Kerstin Brakmann, Hendrik Spriestersbach, Felix Berger and Boris Schmitt
Background: Ovine models are widely used in cardiovascular research because of their comparability to the human cardiovascular system. Sheep are well available, easy to handle, mostly indulgent and anesthesia is similar in comparison with humans. Nevertheless, differences are known concerning the composition of blood constituents and rheological properties as well as oral administration and resorption of some drugs. Amongst those, platelet inhibitors, vitamin K antagonists and low molecular weight heparin (LMWH) exhibit different pharmacodynamics. During implantation of heart valves it is essential to reduce the coagulation ability with the aim of preventing thromboembolic events. Concurrently, it is essential to avoid any bleeding complications by accumulation of anticoagulants. In most sheep experiments for cardiovascular research the anticoagulant regime follows the guidelines for humans in the lack of knowledge about specific ovine requirements. To date, no standardized anticoagulation strategy for the ovine model using LMWH is established. This study aimed to establish a reliable regime for LMWH administration in sheep at high risk of thromboembolic events. Target was an anti-factor-Xa (AFXa) level of 0.6 to 0.8 units known from human studies to be preventive and therapeutic at moderate to high risk of thromboembolism. The primary aim of the study was to improve the antithrombotic management after pulmonary valve implantation in three sheep. These results were then applied and re-evaluated during minimally-invasive heart valve implantation within four sheep.
Materials and Methods: Seven adult grey horned heath ewes (mean body weight 43.4 kg) were included in this study prior to heart valve implantation. The study design regarded interventional heart valve implantation as an intermediaterisk situation for thromboembolic events. During a period of two weeks a weekly incremental dose of dalteparin was administered once a day at 7 AM subcutaneously. Venous blood samples were collected three times per day to monitor the response over 24 hours. The first measurement of anti-factor-Xa was conducted immediately before administration of heparin (baseline). The second measurement was conducted four hours and the last measurement 12 hours after administration. The starting dose in week 1 was 250 IU (international units). The following dose in week 2 comprised 350 IU. The dose with an anti-factor-Xa level closest to 0.6 to 0.8 units was tested in four sheep in which a pulmonary valve was implanted transvenously.

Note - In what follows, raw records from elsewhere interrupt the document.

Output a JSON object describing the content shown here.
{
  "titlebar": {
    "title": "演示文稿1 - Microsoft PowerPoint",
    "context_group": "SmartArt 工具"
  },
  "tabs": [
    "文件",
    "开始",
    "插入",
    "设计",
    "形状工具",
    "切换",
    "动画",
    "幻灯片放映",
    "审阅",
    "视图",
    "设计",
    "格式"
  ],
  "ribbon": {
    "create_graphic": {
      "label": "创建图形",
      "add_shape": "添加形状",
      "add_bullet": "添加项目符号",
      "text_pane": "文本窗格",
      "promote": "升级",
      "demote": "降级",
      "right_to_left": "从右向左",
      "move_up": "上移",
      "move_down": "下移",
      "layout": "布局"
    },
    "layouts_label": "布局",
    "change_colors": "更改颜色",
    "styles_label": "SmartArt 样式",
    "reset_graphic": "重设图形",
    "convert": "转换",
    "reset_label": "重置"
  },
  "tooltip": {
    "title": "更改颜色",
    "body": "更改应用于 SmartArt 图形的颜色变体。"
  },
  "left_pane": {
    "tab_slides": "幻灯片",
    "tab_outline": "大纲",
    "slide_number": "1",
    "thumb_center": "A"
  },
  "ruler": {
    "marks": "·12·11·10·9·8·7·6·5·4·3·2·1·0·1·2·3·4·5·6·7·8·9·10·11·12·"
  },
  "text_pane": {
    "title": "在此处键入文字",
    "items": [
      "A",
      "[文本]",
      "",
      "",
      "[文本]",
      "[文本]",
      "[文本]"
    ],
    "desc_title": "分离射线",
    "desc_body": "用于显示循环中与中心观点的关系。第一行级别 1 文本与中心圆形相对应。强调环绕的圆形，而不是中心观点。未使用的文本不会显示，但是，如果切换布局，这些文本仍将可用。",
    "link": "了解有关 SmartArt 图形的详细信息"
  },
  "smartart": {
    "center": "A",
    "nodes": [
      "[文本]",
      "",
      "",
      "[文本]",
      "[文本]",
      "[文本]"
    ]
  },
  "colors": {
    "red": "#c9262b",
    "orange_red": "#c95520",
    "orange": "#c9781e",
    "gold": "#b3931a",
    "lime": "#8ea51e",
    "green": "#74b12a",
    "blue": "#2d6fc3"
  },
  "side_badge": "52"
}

Results: Data showed a peak concentration of anti-factor-Xa four hours after administration. 12 hours after injection the level had decreased to 50% of the peak level and 24 hours after administration there was no measurable level of anti-factor-Xa left. Sheep needed 350 units dalteparin once daily to achieve an anti-factor-Xa level of 0.6 to 0.8 units. No thromboembolic event occurred in those four sheep which received the weight- adapted dose of dalteparin (350 IU/ day) according to the results of the dose-finding study after the implantation of a transcatheter pulmonary valve. The macroscopic and histologic results showed no signs of any thrombotic affection of the graft.
Conclusions: Sheep require much greater quantities of dalteparin (LMWH) than humans to achieve comparable blood levels of anti-factor-Xa.